Lucarna nickte. Der erste Teil ihres Planes hatte also funktioniert: Anselm war ihrer indirekten Einladung tatsächlich gefolgt! Wohl vier Jahre hatte sie ihn nicht gesehen, doch als der Ritter den Raum betrat, spürte sie ihr Herz schneller schlagen; genau wie damals, wenn sie sich auf den Weg zu den heimlichen Stelldicheins in Oberhartsteen gemacht hatte. Und obwohl die Junkerin das Gespräch wohl hundertmal vorab in ihren Gedanken durchgespielt hatte, fragte sie sich nun, ob ihr Vorhaben von Erfolg gekrönt sein würde.

Lächelnd begrüßte sie ihn: „Die Zwölf zum Gruße, Anselm. Es ist lange her und ich freue mich sehr, dass du meiner Einladung gefolgt bist.“

„Grüße Lucarna“, antwortete er zurückhaltend und die Junkerin stellte irritiert fest, dass sie an seinem Gesichtsausdruck nicht erkennen konnte, ob er sich freute oder es bereute, hier zu sein.

„Nimm doch bitte Platz“, lud sie ihn mit einer Geste zur Fensterbank ein.
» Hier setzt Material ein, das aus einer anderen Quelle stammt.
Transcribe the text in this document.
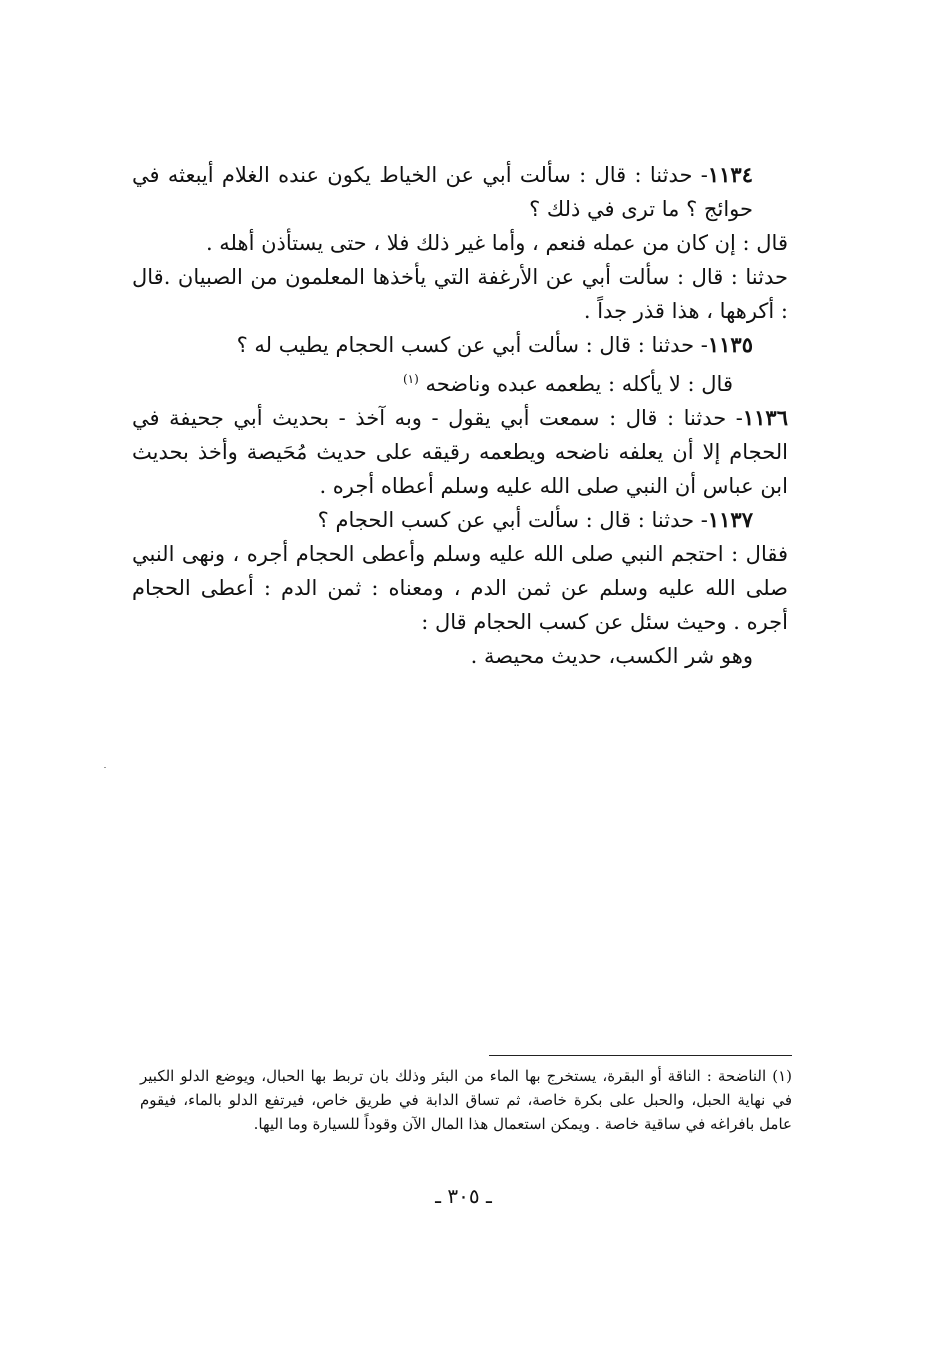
١١٣٤- حدثنا : قال : سألت أبي عن الخياط يكون عنده الغلام أيبعثه في حوائج ؟ ما ترى في ذلك ؟

قال : إن كان من عمله فنعم ، وأما غير ذلك فلا ، حتى يستأذن أهله .

حدثنا : قال : سألت أبي عن الأرغفة التي يأخذها المعلمون من الصبيان .قال : أكرهها ، هذا قذر جداً .

١١٣٥- حدثنا : قال : سألت أبي عن كسب الحجام يطيب له ؟

قال : لا يأكله : يطعمه عبده وناضحه $^{(١)}$

١١٣٦- حدثنا : قال : سمعت أبي يقول - وبه آخذ - بحديث أبي جحيفة في الحجام إلا أن يعلفه ناضحه ويطعمه رقيقه على حديث مُحَيصة وأخذ بحديث ابن عباس أن النبي صلى الله عليه وسلم أعطاه أجره .

١١٣٧- حدثنا : قال : سألت أبي عن كسب الحجام ؟

فقال : احتجم النبي صلى الله عليه وسلم وأعطى الحجام أجره ، ونهى النبي صلى الله عليه وسلم عن ثمن الدم ، ومعناه : ثمن الدم : أعطى الحجام أجره . وحيث سئل عن كسب الحجام قال :

وهو شر الكسب، حديث محيصة .

(١) الناضحة : الناقة أو البقرة، يستخرج بها الماء من البئر وذلك بان تربط بها الحبال، ويوضع الدلو الكبير في نهاية الحبل، والحبل على بكرة خاصة، ثم تساق الدابة في طريق خاص، فيرتفع الدلو بالماء، فيقوم عامل بافراغه في ساقية خاصة . ويمكن استعمال هذا المال الآن وقوداً للسيارة وما اليها.

ـ ٣٠٥ ـ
Auf dem Tisch daneben war ein Krug mit Wein abgestellt und sie beeilte sich zwei Becher zu füllen, von denen sie einem ihrem Gast überreichte.

Nach einigem belanglosem Geplauder meinte der Ritter schließlich: „Ich gebe zu, dass ich von dem Schreiben einigermaßen überrascht war. Aber da es meine liebe Tante Anshild persönlich überbracht hat, konnte ich schlecht nein zu der damit verbundenen Einladung sagen.“

„Was hat dich denn daran überrascht?“, fragte sie vorsichtig.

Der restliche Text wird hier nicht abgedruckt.